Tips for Coping With Postpartum Depression

From | Mar 26 | 2 minutes read

Have you had thoughts about harming yourself or your new baby since giving birth? Being a new mum brings with it an array of emotions, starting with love, warmth, excitement, to anxiety and fear. It is common to have baby blues post delivering your baby that usually goes away in a couple of weeks’ time. However, for up to 15% of new mums, these baby blues can spiral out of control and lead to something more serious. Overpowered with emotions like anxiety, anger, irritability and worthlessness, postpartum depressing affects millions of women around the world.

The signs of postpartum depression generally begin within weeks of the delivery, but it may take up to six months to fully manifest in the mother. Your doctor will be able to treat your condition with anti-depressants and psychotherapy or a combination of both. However, there are ways by which you can also help yourself to cope with the condition.

Dedicate some time to yourself

With a new baby, you may feel getting stuck with your baby and household chores all day long.  If you start feeling stressed out, don’t keep these emotions bottled up inside you. No one expects you to be superwoman. Ask for help with looking after your baby from a family member or a loved one. Take a couple of hours off every day and dedicate that time to yourself. Indulge in things that give you pleasure, happiness and keeps your mind off your baby, the house or anything else that is stressing you out.

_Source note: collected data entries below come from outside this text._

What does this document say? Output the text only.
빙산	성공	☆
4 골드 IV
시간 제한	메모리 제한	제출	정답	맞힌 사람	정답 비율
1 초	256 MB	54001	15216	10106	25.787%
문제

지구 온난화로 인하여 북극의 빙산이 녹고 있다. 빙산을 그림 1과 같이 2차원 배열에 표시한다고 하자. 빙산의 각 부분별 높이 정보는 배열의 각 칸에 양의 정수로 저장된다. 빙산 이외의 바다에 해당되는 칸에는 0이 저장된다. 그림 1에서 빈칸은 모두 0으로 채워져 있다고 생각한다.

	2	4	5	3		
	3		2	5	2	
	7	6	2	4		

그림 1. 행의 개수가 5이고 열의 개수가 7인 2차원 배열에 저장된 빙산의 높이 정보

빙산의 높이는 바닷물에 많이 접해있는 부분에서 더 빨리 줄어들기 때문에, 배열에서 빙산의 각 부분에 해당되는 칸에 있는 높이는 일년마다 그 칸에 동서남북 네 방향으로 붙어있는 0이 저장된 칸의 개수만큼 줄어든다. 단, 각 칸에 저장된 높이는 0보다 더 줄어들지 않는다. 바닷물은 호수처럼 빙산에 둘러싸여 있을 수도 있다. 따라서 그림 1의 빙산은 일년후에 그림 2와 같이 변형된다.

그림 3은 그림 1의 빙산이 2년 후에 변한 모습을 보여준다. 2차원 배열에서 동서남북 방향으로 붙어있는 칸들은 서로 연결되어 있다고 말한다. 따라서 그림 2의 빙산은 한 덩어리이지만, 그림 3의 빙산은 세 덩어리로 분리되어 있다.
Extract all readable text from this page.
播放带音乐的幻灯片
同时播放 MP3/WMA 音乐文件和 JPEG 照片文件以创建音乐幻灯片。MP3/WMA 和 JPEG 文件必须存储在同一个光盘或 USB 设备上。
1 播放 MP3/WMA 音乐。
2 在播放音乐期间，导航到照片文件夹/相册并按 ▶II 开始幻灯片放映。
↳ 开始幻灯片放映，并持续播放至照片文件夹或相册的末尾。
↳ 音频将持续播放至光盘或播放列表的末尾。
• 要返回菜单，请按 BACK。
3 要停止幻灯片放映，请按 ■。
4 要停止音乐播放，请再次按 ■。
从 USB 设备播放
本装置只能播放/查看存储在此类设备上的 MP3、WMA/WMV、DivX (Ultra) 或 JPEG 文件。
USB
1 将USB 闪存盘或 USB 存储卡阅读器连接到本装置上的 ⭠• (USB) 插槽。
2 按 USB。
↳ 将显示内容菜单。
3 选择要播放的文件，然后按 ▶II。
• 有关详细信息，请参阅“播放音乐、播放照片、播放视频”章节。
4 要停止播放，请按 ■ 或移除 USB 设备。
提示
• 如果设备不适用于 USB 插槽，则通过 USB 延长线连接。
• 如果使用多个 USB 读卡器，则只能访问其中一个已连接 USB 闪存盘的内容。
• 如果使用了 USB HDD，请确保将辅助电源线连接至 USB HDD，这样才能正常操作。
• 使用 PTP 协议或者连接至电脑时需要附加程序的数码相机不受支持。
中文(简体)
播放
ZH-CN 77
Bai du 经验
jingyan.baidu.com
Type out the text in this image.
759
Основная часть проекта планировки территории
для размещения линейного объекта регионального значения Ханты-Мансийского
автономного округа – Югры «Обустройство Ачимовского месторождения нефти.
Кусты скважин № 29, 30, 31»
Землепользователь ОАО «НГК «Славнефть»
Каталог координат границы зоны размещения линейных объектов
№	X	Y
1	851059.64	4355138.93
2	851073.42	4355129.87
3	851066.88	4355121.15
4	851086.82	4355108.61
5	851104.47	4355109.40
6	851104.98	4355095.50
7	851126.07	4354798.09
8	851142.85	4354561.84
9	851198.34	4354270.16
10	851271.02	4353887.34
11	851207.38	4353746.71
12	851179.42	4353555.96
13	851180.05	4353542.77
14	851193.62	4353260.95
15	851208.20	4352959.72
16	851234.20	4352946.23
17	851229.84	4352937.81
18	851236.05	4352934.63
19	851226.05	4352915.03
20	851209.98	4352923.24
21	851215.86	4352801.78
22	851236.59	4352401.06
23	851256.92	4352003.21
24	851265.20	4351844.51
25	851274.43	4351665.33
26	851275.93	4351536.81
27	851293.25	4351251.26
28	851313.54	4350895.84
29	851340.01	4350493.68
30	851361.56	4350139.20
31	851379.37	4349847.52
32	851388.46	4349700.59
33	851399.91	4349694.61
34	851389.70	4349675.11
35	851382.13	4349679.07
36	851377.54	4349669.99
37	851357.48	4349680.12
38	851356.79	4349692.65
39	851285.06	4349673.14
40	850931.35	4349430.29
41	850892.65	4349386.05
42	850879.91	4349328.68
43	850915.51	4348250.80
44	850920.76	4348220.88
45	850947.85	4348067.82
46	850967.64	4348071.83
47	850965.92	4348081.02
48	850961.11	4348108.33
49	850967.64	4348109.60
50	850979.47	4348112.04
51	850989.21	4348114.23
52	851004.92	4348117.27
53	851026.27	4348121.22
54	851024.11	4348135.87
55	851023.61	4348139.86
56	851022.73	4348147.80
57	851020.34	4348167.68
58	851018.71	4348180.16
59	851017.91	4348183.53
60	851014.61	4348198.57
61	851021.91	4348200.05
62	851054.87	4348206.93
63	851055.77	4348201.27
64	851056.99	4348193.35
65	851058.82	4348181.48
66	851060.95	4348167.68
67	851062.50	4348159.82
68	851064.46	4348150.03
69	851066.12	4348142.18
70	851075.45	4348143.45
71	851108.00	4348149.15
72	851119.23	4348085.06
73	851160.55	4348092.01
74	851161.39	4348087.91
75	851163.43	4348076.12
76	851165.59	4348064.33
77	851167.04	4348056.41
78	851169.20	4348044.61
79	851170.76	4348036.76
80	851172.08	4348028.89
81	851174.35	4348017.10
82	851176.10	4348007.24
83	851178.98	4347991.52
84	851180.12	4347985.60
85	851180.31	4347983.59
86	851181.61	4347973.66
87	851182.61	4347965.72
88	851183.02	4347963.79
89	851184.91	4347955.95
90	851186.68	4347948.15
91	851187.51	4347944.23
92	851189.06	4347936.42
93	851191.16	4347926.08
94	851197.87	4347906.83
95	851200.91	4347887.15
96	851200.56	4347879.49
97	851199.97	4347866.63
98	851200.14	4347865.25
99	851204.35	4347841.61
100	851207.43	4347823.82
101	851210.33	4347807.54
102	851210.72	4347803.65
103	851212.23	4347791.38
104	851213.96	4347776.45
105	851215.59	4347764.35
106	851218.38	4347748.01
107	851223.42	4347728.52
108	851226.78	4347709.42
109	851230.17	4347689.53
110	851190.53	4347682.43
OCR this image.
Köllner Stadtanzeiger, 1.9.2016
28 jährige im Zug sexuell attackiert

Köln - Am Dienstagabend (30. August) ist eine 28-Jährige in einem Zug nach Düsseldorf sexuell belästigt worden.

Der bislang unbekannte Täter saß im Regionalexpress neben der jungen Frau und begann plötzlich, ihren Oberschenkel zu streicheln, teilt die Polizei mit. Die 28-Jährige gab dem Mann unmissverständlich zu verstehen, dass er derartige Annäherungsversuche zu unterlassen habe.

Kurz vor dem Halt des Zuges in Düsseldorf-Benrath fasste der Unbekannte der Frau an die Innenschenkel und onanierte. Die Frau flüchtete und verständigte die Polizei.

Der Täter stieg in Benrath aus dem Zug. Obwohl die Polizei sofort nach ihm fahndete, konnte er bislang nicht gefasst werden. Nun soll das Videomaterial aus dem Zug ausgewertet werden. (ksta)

Exercise yourself to happiness

Research says that exercising releases endorphins in your body, that in turn makes you happy. But if you don’t have the time for a proper workout session, try doing it in spurts of 10 minutes, a few times during the day. If you have difficulty in doing short sessions, then get your baby stroller out and go for a brisk walk with your little one. While you breathe in that fresh air, walking works as an anti-depressant too.

Sleep when your baby sleeps

You have heard it from practically everyone that you need to grab some sleep whenever your baby sleeps. Easier said than done. But scientific explanation states that women who tend to get the least sleep post giving birth are more at risk of suffering from postpartum depression. It’s true that your baby will not sleep through the night in her early days. And if you are breastfeeding, then, of course, the job becomes more difficult. Take multiple naps during the day and consider pumping some of that breastmilk so that your partner can take over your nightly duties from time to time.

Develop a network of support people around yourself that you can share your feelings with. However, if you find yourself experiencing severe symptoms of depression like paranoia, anxiety, hallucinations or thoughts of harming anyone, then seek professional help immediately. Usually, with treatment, postpartum depression can be cured in six months.